Die Vermessung von Augenfehlstellungen (Strabismus) erfolgt in der Praxis oft noch „wie vor 100 Jahren“, erklärt Gründer Eren Çerman im Interview: rein manuell mittels analogen Methoden. „Die Schielheilkunde ist wahrscheinlich die letzte große nicht digitalisierte Subdisziplin in der Augenheilkunde“, fügt der Augenarzt an der Wiener Klinik Donaustadt hinzu. Gemeinsam mit seinem Team will er das ändern. Das System soll die Schielwinkelmessung sowie die Refraktionsbestimmung – also die Ermittlung, ob eine Fehlsichtigkeit vorliegt – in einer digitalen Plattform bündeln.

Interdisziplinäre Expertise im Gründerteam

Hinter EyeStrab steht das Trio Eren Çerman, Evrim Bakir und Alexander Jatzko. Die drei Gründer vereinen nach eigenen Angaben ein breites Spektrum an Kompetenzen für das Vorhaben: Gemeinsam bringen sie mehr als 20 Jahre klinische Expertise in der Augenheilkunde, über 25 Jahre internationale Management- und Transformationserfahrung sowie mehr als 25 Jahre Erfahrung im Aufbau und Management technologiegetriebener Projekte und Unternehmen in das Startup ein.

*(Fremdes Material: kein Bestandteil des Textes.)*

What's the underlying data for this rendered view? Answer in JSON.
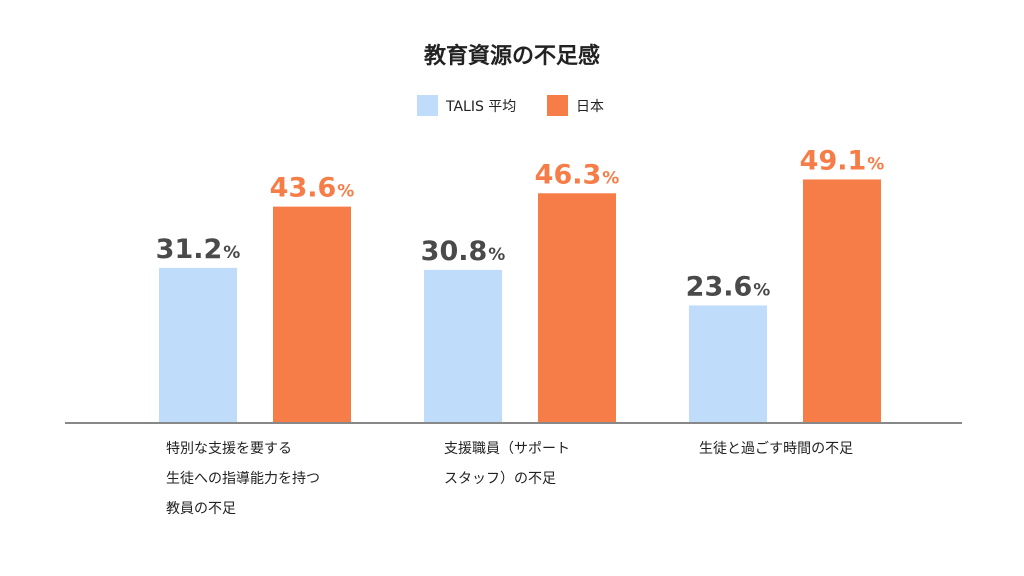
{
  "chart_data": {
    "type": "bar",
    "title": "教育資源の不足感",
    "categories": [
      [
        "特別な支援を要する",
        "生徒への指導能力を持つ",
        "教員の不足"
      ],
      [
        "支援職員（サポート",
        "スタッフ）の不足"
      ],
      [
        "生徒と過ごす時間の不足"
      ]
    ],
    "series": [
      {
        "name": "TALIS 平均",
        "values": [
          31.2,
          30.8,
          23.6
        ],
        "color": "#BFDDFB"
      },
      {
        "name": "日本",
        "values": [
          43.6,
          46.3,
          49.1
        ],
        "color": "#F77D48"
      }
    ],
    "unit": "%",
    "value_label_colors": [
      "#4A4A4A",
      "#F77D48"
    ],
    "ylim": [
      0,
      100
    ],
    "legend_position": "top-center",
    "grid": false,
    "baseline_color": "#888888"
  }
}
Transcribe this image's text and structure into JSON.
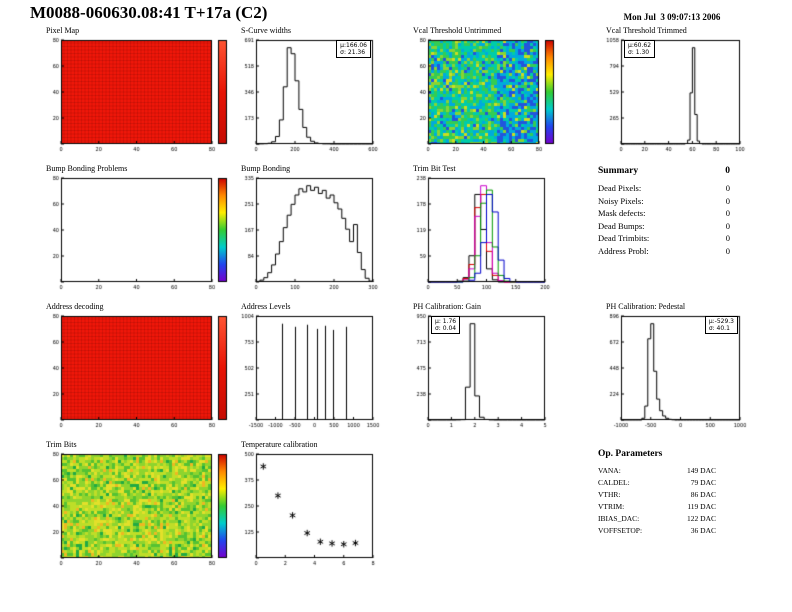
{
  "header": {
    "title": "M0088-060630.08:41 T+17a (C2)",
    "datetime": "Mon Jul  3 09:07:13 2006"
  },
  "summary": {
    "title": "Summary",
    "total": "0",
    "items": [
      {
        "label": "Dead Pixels:",
        "value": "0"
      },
      {
        "label": "Noisy Pixels:",
        "value": "0"
      },
      {
        "label": "Mask defects:",
        "value": "0"
      },
      {
        "label": "Dead Bumps:",
        "value": "0"
      },
      {
        "label": "Dead Trimbits:",
        "value": "0"
      },
      {
        "label": "Address Probl:",
        "value": "0"
      }
    ]
  },
  "op_parameters": {
    "title": "Op. Parameters",
    "items": [
      {
        "label": "VANA:",
        "value": "149 DAC"
      },
      {
        "label": "CALDEL:",
        "value": "79 DAC"
      },
      {
        "label": "VTHR:",
        "value": "86 DAC"
      },
      {
        "label": "VTRIM:",
        "value": "119 DAC"
      },
      {
        "label": "IBIAS_DAC:",
        "value": "122 DAC"
      },
      {
        "label": "VOFFSETOP:",
        "value": "36 DAC"
      }
    ]
  },
  "chart_data": [
    {
      "id": "pixel-map",
      "type": "heatmap",
      "style": "solid",
      "title": "Pixel Map",
      "base_color": "#f2170a",
      "grid_color": "#6b0b03",
      "colorbar": [
        "#ff5533",
        "#e81405",
        "#c60b02"
      ],
      "xlim": [
        0,
        80
      ],
      "ylim": [
        0,
        80
      ],
      "xdiv": 4
    },
    {
      "id": "s-curve-widths",
      "type": "histogram",
      "title": "S-Curve widths",
      "xlim": [
        0,
        600
      ],
      "xdiv": 3,
      "values": [
        0,
        1,
        2,
        5,
        15,
        50,
        160,
        380,
        640,
        600,
        420,
        230,
        110,
        45,
        18,
        7,
        3,
        1,
        1,
        0,
        0,
        0,
        0,
        0,
        0,
        0,
        0,
        0,
        0,
        0
      ],
      "stats": [
        "μ:166.06",
        "σ: 21.36"
      ]
    },
    {
      "id": "vcal-threshold-untrimmed",
      "type": "heatmap",
      "style": "noise",
      "title": "Vcal Threshold Untrimmed",
      "palette": [
        "#2255dd",
        "#00aadd",
        "#00ccaa",
        "#33cc55",
        "#88d433",
        "#ccdd22"
      ],
      "blue_region_right": true,
      "colorbar": [
        "#cc0000",
        "#ff8800",
        "#ffee00",
        "#33cc33",
        "#00cccc",
        "#2244ee",
        "#7700cc"
      ],
      "xlim": [
        0,
        80
      ],
      "ylim": [
        0,
        80
      ],
      "xdiv": 4
    },
    {
      "id": "vcal-threshold-trimmed",
      "type": "histogram",
      "title": "Vcal Threshold Trimmed",
      "xlim": [
        0,
        100
      ],
      "xdiv": 5,
      "values": [
        0,
        0,
        0,
        0,
        0,
        0,
        0,
        0,
        0,
        0,
        0,
        0,
        0,
        0,
        0,
        0,
        0,
        0,
        0,
        0,
        0,
        0,
        0,
        0,
        0,
        0,
        0,
        5,
        40,
        520,
        980,
        300,
        30,
        4,
        0,
        0,
        0,
        0,
        0,
        0,
        0,
        0,
        0,
        0,
        0,
        0,
        0,
        0,
        0,
        0
      ],
      "stats": [
        "μ:60.62",
        "σ: 1.30"
      ]
    },
    {
      "id": "bump-bonding-problems",
      "type": "heatmap",
      "style": "empty",
      "title": "Bump Bonding Problems",
      "colorbar": [
        "#cc0000",
        "#ff8800",
        "#ffee00",
        "#33cc33",
        "#00cccc",
        "#2244ee",
        "#7700cc"
      ],
      "xlim": [
        0,
        80
      ],
      "ylim": [
        0,
        80
      ],
      "xdiv": 4
    },
    {
      "id": "bump-bonding",
      "type": "histogram",
      "title": "Bump Bonding",
      "xlim": [
        0,
        300
      ],
      "xdiv": 3,
      "values": [
        2,
        6,
        14,
        30,
        55,
        90,
        130,
        175,
        215,
        250,
        280,
        300,
        290,
        310,
        295,
        305,
        285,
        295,
        270,
        280,
        255,
        235,
        205,
        170,
        130,
        185,
        95,
        40,
        12,
        3
      ]
    },
    {
      "id": "trim-bit-test",
      "type": "multi_histogram",
      "title": "Trim Bit Test",
      "xlim": [
        0,
        200
      ],
      "xdiv": 4,
      "series": [
        {
          "name": "trim-bit-black",
          "color": "#000000",
          "values": [
            0,
            0,
            0,
            0,
            0,
            2,
            10,
            60,
            200,
            120,
            30,
            5,
            0,
            0,
            0,
            0,
            0,
            0,
            0,
            0
          ]
        },
        {
          "name": "trim-bit-red",
          "color": "#dd0000",
          "values": [
            0,
            0,
            0,
            0,
            0,
            1,
            8,
            40,
            170,
            200,
            70,
            15,
            2,
            0,
            0,
            0,
            0,
            0,
            0,
            0
          ]
        },
        {
          "name": "trim-bit-magenta",
          "color": "#cc00cc",
          "values": [
            0,
            0,
            0,
            0,
            0,
            1,
            5,
            30,
            150,
            220,
            90,
            20,
            3,
            0,
            0,
            0,
            0,
            0,
            0,
            0
          ]
        },
        {
          "name": "trim-bit-green",
          "color": "#009900",
          "values": [
            0,
            0,
            0,
            0,
            0,
            0,
            2,
            10,
            60,
            180,
            210,
            80,
            15,
            2,
            0,
            0,
            0,
            0,
            0,
            0
          ]
        },
        {
          "name": "trim-bit-blue",
          "color": "#0000cc",
          "values": [
            0,
            0,
            0,
            0,
            0,
            0,
            1,
            4,
            20,
            90,
            200,
            160,
            50,
            8,
            1,
            0,
            0,
            0,
            0,
            0
          ]
        }
      ]
    },
    {
      "id": "address-decoding",
      "type": "heatmap",
      "style": "solid",
      "title": "Address decoding",
      "base_color": "#f2170a",
      "grid_color": "#6b0b03",
      "colorbar": [
        "#ff5533",
        "#e81405",
        "#c60b02"
      ],
      "xlim": [
        0,
        80
      ],
      "ylim": [
        0,
        80
      ],
      "xdiv": 4
    },
    {
      "id": "address-levels",
      "type": "spikes",
      "title": "Address Levels",
      "xlim": [
        -1500,
        1500
      ],
      "xdiv": 6,
      "positions": [
        -840,
        -510,
        -180,
        60,
        270,
        480,
        810
      ],
      "heights": [
        930,
        900,
        920,
        880,
        910,
        870,
        900
      ]
    },
    {
      "id": "ph-calibration-gain",
      "type": "histogram",
      "title": "PH Calibration: Gain",
      "xlim": [
        0,
        5
      ],
      "xdiv": 5,
      "values": [
        0,
        0,
        0,
        0,
        0,
        0,
        1,
        3,
        300,
        880,
        220,
        25,
        5,
        1,
        0,
        0,
        0,
        0,
        0,
        0,
        0,
        0,
        0,
        0,
        0
      ],
      "stats": [
        "μ: 1.76",
        "σ: 0.04"
      ]
    },
    {
      "id": "ph-calibration-pedestal",
      "type": "histogram",
      "title": "PH Calibration: Pedestal",
      "xlim": [
        -1000,
        1000
      ],
      "xdiv": 4,
      "values": [
        0,
        0,
        0,
        0,
        0,
        0,
        0,
        15,
        120,
        700,
        830,
        420,
        180,
        80,
        35,
        15,
        6,
        2,
        0,
        0,
        0,
        0,
        0,
        0,
        0,
        0,
        0,
        0,
        0,
        0,
        0,
        0,
        0,
        0,
        0,
        0,
        0,
        0,
        0,
        0
      ],
      "stats": [
        "μ:-529.3",
        "σ: 40.1"
      ]
    },
    {
      "id": "trim-bits",
      "type": "heatmap",
      "style": "noise",
      "title": "Trim Bits",
      "palette": [
        "#22aa44",
        "#55c233",
        "#8ed42e",
        "#bede28",
        "#e3e02a",
        "#eeb822"
      ],
      "colorbar": [
        "#cc0000",
        "#ff8800",
        "#ffee00",
        "#33cc33",
        "#00cccc",
        "#2244ee",
        "#7700cc"
      ],
      "xlim": [
        0,
        80
      ],
      "ylim": [
        0,
        80
      ],
      "xdiv": 4
    },
    {
      "id": "temperature-calibration",
      "type": "scatter",
      "title": "Temperature calibration",
      "marker": "asterisk",
      "xlim": [
        0,
        8
      ],
      "xdiv": 4,
      "ylim": [
        0,
        500
      ],
      "x": [
        0.5,
        1.5,
        2.5,
        3.5,
        4.4,
        5.2,
        6.0,
        6.8
      ],
      "y": [
        440,
        300,
        205,
        120,
        78,
        70,
        66,
        72
      ]
    }
  ]
}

Hardware-Plattform auf NVIDIA-Basis

Technisch basiert das System auf einer NVIDIA-Edge-Plattform. Das physische Messgerät versteht das Unternehmen dabei als ersten Baustein einer künftig erweiterbaren Plattform. Es fungiert als digitale Konsole, auf der weitere augenärztliche Untersuchungsmodule als reine Software-Updates geladen werden können. Ziel ist eine cloudunabhängige All-in-One-Diagnoseplattform mit einem konkreten Marktpotenzial. Laut Çerman weisen rund 15 Prozent aller augenärztlichen Patientenkontakte einen Strabismus-Bezug auf.

Für den Vertrieb setzt EyeStrab auf eine Doppelstrategie. Bei niedergelassenen Augenärztinnen und Augenärzten ist ein nutzungsbasiertes „Pay-per-Use“-Modell geplant, bei dem sich die Technologie über die tatsächlichen Anwendungen in der Praxis amortisiert. Öffentliche Krankenhäuser möchte man via klassischen Direktverkauf gewinnen. Die spätere Serienfertigung soll laut Unternehmen über einen ISO-konformen Auftragsfertiger laufen, wobei die finale Endmontage (Assembly) zur Qualitätssicherung fix in Österreich bleiben soll.

Validierung an einer Wiener Klinik

Derzeit wird der EyeStrab-Prototyp in einer klinischen Studie an einer Wiener Klinik validiert. Ziel der Studie ist es, objektive und reproduzierbare Messwerte wissenschaftlich zu belegen. Für den offiziellen Markteintritt strebt EyeStrab eine MDR-Zertifizierung als Medizinprodukt an. Der Audit ist für das erste Quartal 2027 geplant. Bis Ende 2026 fokussiert sich das Kernteam auf die technische Dokumentation und die vorbereitende ISO-Prozesszertifizierung.

Seed-Runde und FFG-Förderung geplant

Bisher wurde das patentierte Projekt durch Eigenmittel sowie kleinere Zuschüsse der Wirtschaftsagentur Wien und der FFG finanziert. Aktuell bereitet das Startup eine Seed-Finanzierungsrunde vor und finalisiert parallel einen FFG-Förderantrag, der rund 45 Prozent des Projektvolumens abdecken soll. Das Gesamtbudget für diesen Entwicklungsschritt liegt laut den Gründern knapp unter einer Million Euro. Mit dem frischen Kapital möchte das Team vor allem die Bereiche Softwareentwicklung und System-Testing ausbauen.